И если Владыка мира не считает нужным помочь написать книгу или научиться красиво говорить, почему бы Ему не послать учителя, которому Зяма бы поверил до конца и пошел бы за ним не оглядываясь, через море невзгод и несчастий. Ведь жизнь представлялась порушу грязным болотом, через которое необходимо перейти, да еще не испачкавшись.

Шли дни, недели, месяцы, ой-вей – годы! – а Всевышний упорно не предоставлял Зяме даже самой маленькой возможности. Оставалось лишь делать то, что умеешь, сжимая зубы до боли в деснах, и надеяться, надеяться, надеяться, пропуская мимо ушей наивную болтовню жителей Курува о святости юного поруша. Да, Зяма точно знал истинную цену своей святости, своему усердию, ночным бдениям и отстраненности от удовольствий этого мира.

* * *

Это случилось ранней весной, когда стужа отступила и сугробы начали медленно оседать, с хрустом вспоминая о днях былой крепости. Стояла не по-весеннему студеная ночь, сосульки на крыше бейс мидраша, весь день истекавшие слезами разлуки с зимой, снова подмерзли.

Зяма проснулся и, открыв Талмуд, разбирал спор комментаторов. Отличия были весьма тонки, казалось бы, неуловимый поворот мысли переворачивал с ног на голову всю логику темы. Он пытался уловить этот поворот, но тот, словно серебряная плотвичка, раз за разом выскальзывал из ладони.

Зяма хлопал рукой по столешнице, поднимался, изумленно вытаращив глаза, мерил шагами зал и опять усаживался, снова и снова возвращаясь к одним и тем же строчкам. Как такое вообще могло прийти в голову комментатору? Откуда у человека появляется столь необычный взгляд на простые, привычные вещи?

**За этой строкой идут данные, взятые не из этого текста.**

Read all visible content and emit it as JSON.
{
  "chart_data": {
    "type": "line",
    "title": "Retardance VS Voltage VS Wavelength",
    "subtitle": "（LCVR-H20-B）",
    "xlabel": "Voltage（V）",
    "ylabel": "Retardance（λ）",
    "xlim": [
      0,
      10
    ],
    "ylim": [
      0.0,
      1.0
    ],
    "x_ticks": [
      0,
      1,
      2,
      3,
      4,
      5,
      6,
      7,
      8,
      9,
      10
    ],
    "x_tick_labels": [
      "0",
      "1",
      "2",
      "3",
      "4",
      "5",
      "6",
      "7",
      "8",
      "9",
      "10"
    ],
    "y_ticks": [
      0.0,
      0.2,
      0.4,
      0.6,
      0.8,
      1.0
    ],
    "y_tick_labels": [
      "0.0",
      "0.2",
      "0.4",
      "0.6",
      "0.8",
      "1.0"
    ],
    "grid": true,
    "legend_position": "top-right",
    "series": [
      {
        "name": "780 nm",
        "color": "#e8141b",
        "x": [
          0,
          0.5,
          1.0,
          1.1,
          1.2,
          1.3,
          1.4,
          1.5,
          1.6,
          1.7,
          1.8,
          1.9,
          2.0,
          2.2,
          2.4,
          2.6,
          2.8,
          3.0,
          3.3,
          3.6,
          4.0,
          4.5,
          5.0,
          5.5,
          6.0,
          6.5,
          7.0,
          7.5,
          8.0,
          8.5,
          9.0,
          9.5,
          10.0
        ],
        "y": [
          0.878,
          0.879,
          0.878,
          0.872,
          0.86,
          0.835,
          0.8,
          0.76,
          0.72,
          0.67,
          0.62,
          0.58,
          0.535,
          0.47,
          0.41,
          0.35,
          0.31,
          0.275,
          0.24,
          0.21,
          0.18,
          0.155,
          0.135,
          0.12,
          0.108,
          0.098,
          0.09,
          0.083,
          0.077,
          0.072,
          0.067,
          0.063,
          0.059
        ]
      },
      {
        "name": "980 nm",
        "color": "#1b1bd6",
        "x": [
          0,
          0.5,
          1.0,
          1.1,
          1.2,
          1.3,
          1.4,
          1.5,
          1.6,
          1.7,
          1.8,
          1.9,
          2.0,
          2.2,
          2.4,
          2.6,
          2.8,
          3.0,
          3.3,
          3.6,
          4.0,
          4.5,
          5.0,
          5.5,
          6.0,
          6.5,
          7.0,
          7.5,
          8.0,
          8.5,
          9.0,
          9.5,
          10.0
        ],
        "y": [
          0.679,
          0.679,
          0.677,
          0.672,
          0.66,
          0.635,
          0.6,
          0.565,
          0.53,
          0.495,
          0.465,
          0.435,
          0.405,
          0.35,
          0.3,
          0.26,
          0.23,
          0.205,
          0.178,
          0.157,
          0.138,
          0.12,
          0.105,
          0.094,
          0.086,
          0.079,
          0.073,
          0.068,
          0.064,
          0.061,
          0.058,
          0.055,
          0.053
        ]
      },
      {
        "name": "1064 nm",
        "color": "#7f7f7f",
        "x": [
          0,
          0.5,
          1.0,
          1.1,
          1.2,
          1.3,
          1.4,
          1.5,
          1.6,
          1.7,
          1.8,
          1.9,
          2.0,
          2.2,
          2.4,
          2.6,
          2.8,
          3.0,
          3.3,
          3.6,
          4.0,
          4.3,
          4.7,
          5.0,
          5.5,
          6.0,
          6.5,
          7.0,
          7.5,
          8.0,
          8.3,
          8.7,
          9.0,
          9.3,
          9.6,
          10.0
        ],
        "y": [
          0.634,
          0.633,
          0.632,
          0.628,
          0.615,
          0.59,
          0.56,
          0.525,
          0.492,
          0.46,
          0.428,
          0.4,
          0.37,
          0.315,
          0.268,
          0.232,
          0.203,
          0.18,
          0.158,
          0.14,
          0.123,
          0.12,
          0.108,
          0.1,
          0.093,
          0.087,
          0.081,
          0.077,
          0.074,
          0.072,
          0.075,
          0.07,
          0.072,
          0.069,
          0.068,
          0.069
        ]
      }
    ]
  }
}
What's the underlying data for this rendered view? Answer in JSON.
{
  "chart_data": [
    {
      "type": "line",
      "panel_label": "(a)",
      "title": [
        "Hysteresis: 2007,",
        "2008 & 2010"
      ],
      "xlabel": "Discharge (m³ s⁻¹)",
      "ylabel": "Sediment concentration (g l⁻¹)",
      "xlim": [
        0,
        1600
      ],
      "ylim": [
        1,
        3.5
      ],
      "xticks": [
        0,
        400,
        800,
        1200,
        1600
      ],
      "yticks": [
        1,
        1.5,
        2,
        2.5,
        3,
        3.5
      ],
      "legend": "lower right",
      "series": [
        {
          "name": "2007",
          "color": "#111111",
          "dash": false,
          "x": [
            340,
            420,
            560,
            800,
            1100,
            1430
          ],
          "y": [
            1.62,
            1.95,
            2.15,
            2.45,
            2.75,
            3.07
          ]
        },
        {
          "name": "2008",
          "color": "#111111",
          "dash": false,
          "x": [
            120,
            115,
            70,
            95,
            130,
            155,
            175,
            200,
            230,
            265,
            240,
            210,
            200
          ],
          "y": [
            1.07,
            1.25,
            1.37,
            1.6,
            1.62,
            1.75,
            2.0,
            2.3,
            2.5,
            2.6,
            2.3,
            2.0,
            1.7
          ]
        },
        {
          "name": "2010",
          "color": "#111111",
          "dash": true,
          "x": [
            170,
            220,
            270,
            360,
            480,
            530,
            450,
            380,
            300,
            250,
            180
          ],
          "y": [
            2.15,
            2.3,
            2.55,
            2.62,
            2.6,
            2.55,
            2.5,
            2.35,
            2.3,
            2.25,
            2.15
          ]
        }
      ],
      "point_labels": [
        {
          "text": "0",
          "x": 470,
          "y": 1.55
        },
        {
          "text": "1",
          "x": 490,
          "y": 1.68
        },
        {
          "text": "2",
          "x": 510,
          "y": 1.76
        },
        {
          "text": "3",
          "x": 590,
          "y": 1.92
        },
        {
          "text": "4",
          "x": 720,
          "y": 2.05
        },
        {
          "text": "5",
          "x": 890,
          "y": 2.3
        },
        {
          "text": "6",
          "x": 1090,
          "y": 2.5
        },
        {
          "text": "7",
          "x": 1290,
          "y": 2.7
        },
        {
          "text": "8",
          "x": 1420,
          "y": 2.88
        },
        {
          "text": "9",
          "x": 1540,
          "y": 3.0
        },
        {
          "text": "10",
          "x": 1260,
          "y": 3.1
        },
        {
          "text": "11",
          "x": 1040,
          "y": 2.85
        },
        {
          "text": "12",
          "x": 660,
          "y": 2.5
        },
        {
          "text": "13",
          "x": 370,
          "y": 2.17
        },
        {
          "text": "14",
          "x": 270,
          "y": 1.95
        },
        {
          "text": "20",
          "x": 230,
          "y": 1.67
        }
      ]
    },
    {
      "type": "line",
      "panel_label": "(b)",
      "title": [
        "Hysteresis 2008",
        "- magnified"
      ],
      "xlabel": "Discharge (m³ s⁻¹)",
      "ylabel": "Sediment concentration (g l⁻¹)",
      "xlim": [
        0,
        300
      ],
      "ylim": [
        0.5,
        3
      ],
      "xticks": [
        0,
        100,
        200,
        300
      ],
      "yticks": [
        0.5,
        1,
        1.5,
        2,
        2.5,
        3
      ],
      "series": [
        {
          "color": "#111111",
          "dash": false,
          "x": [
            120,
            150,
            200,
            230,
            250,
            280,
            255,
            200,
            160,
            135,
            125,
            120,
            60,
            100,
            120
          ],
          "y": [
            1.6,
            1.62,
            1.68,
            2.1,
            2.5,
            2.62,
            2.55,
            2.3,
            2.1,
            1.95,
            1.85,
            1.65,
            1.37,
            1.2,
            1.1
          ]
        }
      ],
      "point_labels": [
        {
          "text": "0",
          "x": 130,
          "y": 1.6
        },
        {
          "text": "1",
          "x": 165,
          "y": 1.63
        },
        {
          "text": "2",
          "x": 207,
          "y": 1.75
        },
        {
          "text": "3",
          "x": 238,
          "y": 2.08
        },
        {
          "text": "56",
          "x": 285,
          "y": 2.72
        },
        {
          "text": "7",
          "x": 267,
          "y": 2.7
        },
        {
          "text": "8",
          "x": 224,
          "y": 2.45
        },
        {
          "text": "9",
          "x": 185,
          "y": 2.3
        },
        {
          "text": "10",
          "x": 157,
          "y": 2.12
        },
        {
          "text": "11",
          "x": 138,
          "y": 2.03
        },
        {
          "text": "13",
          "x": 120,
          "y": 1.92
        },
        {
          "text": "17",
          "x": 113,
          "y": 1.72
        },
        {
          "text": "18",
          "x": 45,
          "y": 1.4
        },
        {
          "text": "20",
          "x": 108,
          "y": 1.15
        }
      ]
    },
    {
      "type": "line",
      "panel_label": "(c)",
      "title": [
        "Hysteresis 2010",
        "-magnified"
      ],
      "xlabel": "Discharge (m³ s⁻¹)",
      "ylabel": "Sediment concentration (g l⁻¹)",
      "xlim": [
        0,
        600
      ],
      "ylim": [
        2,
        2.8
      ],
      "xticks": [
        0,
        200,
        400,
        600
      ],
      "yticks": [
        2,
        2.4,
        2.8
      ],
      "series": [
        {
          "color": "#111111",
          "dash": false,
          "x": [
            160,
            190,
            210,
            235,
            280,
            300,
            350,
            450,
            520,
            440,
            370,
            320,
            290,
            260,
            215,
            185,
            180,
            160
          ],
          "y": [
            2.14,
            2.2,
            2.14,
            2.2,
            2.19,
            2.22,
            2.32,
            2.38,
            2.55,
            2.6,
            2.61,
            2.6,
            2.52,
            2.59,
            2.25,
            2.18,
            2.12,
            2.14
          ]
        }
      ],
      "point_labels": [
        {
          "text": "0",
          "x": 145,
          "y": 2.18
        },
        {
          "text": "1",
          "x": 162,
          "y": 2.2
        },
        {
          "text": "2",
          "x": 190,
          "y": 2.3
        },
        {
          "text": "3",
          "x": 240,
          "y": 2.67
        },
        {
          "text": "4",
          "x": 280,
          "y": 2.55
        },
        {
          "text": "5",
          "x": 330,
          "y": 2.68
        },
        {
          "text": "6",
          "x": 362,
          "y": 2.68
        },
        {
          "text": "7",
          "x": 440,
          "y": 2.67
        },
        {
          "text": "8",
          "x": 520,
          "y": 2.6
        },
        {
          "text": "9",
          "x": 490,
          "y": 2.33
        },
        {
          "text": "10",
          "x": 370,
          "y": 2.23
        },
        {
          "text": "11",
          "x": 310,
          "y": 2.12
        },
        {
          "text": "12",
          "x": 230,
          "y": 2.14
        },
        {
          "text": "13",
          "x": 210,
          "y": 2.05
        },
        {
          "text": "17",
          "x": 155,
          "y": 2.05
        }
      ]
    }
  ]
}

Вот он, Зяма, не раз и не два изучал эту тему, топая по привычным, хоженым дорожкам от вопросов к ответам. Перевернул каждый камень на этих дорожках, все цветы на обочине согрел прикосновением ладони и, казалось, мог бы пройти с закрытыми глазами туда и обратно. А вот поди ж ты!

– Ничто так не ставит человека на место, как изучение Талмуда, – в сотый раз бормотал Зяма. – Если и были у меня заблуждения на собственный счет, то вот теперь они окончательно рассеялись. Ты дурак, Залман, кусок дерева, колода. Твоя голова годится лишь для ношения шапки. Где тебе сочинять книги, даже написанное другими ты понять не в состоянии!

С ожесточением хлопнув себя по лбу, он задел нос и взвыл от неожиданно острой боли. Из глаз сами собой полились слезы, боль распахнула ворота, и нахлынула скопившаяся горечь обиды на свою бесталанность, осознание того, что ничего в жизни не изменится и он сидит там, где ему положено, поскольку делать ничего иного не умеет, а то, что умеет, умеет плохо и вообще ой-вей!

Стесняться было некого, и Зяма заплакал отчаянно и навзрыд, как ребенок, у которого отобрали пряник. Болел не только нос, лоб тоже ломил, словно по нему ударили не ладонью, а куском дерева.

Зяма поднял ладонь – потрогать саднящее место – и вдруг ощутил в ладони что-то живое, трепещущее, скользкое, будто рыбка. А-а-а, вот же оно, вот! Смахнув слезы, он впился в текст. И все теперь выглядело по-иному, словно пелена с глаз упала. Ход рассуждений был четким и простым, только последний дурак мог не проследить ясной линии доказательств.

Он прошелся по комментарию еще три раза, отыскивая подвохи, капканы или ямы с укрытыми на дне кольями. Ничего! Уютный, словно ласковый осенний день, комментарий дружески светился на прежде черной и угрюмой странице. Даже ровное, точно столбик, пламя единственной свечки вдруг стало казаться ярче, озарив скрывавшиеся в темноте углы зала. Зяма потянулся и встал со скамьи.